Discussions centered around decarbonization, quantum computing, precision medicine, and technologies for equity and inclusion
Hamad Bin Khalifa University’s (HBKU) College of Science and Engineering (CSE), Texas A&M University at Qatar, and the U.S. National Academies of Sciences, Engineering, and Medicine (NASEM) co-hosted the ninth Arab American Frontiers Symposium between October 23-25 in Doha at the JW Marriott Marquis City Center.
Attendees included His Excellency (HE) Dr. Khalid bin Mohamed Al Attiyah, Deputy Prime Minister and Minister of State for Defense Affairs of the State of Qatar, HE Buthaina bint Ali Al Jabr Al Nuaimi, Minister of Education and Higher Education, HE Sheikh Dr Faleh bin Nasser bin Ahmed bin Ali Al Thani, Minister of Environment and Climate Change, and other esteemed guests from across government, academia, and industry.
The event was organized with the support of the Qatar Research, Development, and Innovation (QRDI) Council, the State of Qatar’s Ministry of Defence, U.S. Agency for International Development, Shell, ExxonMobil, American Chemical Society, and the Rutter Foundation. It saw the participation of researchers and professionals from across the United States and the Middle East and North Africa (MENA) region, who discussed major advances in science, engineering, and medicine, and opportunities to foster collaboration across these various disciplines.
The Symposium’s sessions were co-chaired by renowned experts in decarbonization, quantum computing, precision medicine, and technologies for equity and inclusion. These included Dr. Mohammed Al-Hashimi and Dr. Dhabia Al Mohannadi, both of Texas A&M University at Qatar’s Chemical Engineering Department, and Dr. Umut Gurkan of Case Western University’s Department of Mechanical and Aerospace Engineering at the Case School of Engineering in the United States. Dr. Dena Al Thani, Associate Professor and Dr. Saif Al Kuwari, Assistant Professor, both of the HBKU College of Science and Engineering’s Information and Computing Technology Division, also served as co-chairs alongside colleagues from King Abdullah University of Science and Technology (KAUST), New York University Abu Dhabi, and the University of California.

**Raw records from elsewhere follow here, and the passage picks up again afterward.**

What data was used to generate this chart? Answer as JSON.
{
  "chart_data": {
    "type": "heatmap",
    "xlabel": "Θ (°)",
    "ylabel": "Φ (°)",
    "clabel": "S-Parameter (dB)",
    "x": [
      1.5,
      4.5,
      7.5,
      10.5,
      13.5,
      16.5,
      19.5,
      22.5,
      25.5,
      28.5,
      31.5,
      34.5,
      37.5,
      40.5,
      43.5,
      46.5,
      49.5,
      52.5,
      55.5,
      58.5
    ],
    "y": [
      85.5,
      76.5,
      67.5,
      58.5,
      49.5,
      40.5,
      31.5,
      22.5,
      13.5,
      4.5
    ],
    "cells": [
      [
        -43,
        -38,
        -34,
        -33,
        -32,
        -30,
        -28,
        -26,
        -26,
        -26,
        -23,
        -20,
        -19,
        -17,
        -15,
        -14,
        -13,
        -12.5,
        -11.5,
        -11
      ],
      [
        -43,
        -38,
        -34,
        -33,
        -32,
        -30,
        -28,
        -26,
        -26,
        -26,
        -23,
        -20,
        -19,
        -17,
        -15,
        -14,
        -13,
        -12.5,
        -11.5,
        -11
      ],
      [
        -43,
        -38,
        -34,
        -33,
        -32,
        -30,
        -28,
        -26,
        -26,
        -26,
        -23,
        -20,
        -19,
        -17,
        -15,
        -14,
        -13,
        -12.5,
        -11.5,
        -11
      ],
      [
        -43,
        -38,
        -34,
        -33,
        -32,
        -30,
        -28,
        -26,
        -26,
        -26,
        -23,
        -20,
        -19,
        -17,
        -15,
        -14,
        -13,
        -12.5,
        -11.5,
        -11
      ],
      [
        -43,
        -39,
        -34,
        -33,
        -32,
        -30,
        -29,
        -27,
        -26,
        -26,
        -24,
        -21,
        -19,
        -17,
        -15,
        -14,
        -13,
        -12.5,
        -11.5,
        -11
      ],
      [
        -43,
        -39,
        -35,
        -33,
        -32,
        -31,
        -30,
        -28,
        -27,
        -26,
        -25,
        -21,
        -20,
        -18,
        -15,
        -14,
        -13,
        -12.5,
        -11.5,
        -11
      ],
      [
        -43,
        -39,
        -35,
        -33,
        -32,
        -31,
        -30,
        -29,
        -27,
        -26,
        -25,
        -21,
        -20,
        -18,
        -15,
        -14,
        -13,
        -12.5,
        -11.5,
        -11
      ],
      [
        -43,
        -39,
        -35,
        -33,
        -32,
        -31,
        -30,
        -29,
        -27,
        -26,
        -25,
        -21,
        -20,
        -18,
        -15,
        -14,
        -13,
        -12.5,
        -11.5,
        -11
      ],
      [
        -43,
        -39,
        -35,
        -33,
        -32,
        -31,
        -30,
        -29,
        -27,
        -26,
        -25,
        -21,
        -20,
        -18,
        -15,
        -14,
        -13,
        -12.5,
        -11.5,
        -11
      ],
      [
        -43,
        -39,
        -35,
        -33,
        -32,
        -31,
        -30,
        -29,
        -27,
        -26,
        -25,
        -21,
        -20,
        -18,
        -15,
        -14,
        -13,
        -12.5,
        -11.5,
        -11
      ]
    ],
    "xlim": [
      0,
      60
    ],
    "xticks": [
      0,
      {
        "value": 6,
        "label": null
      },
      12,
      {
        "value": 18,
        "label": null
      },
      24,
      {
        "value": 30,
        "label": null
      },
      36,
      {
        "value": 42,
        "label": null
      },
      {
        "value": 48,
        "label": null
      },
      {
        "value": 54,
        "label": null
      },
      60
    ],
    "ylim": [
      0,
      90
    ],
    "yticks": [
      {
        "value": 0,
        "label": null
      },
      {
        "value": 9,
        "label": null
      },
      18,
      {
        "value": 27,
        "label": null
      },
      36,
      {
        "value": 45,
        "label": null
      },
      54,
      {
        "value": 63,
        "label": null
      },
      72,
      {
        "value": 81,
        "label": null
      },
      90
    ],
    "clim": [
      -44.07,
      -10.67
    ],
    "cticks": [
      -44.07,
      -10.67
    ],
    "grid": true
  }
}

The event featured 16 presentations in which researchers from US-based institutions - including the Georgia Institute of Technology, Keck Graduate Institute, the University of California, Davis, the University of Florida, and the University of Pennsylvania participated in and shared insights on topics within these fields.
Several MENA-based institutions also participated in the ninth Arab American Frontiers Symposium, including Dark Star Quantum Lab, University Mohammed V of Rabat, Frères Mentouri Constantine 1 University, Khalifa University, KAUST, Kuwait University, Oman Vision 2040 Implementation Follow-up Unit, SandboxAQ, and Sidra Medicine.
The Symposium also featured poster sessions where researchers exchanged feedback on ongoing projects, and a tech transfer panel where participants swapped observations and analyses concerning emerging innovative technologies.
Established in 2011, the Arab-American Frontiers Symposium is an annual initiative that convenes young scientists and researchers from the United States and the Arab world to engage with one another and explore opportunities for collaboration in their fields. These meetings enhance scientific exchange and dialogue in the MENA region and the United States, including the Arab science diaspora, to facilitate cooperation within and beyond the region.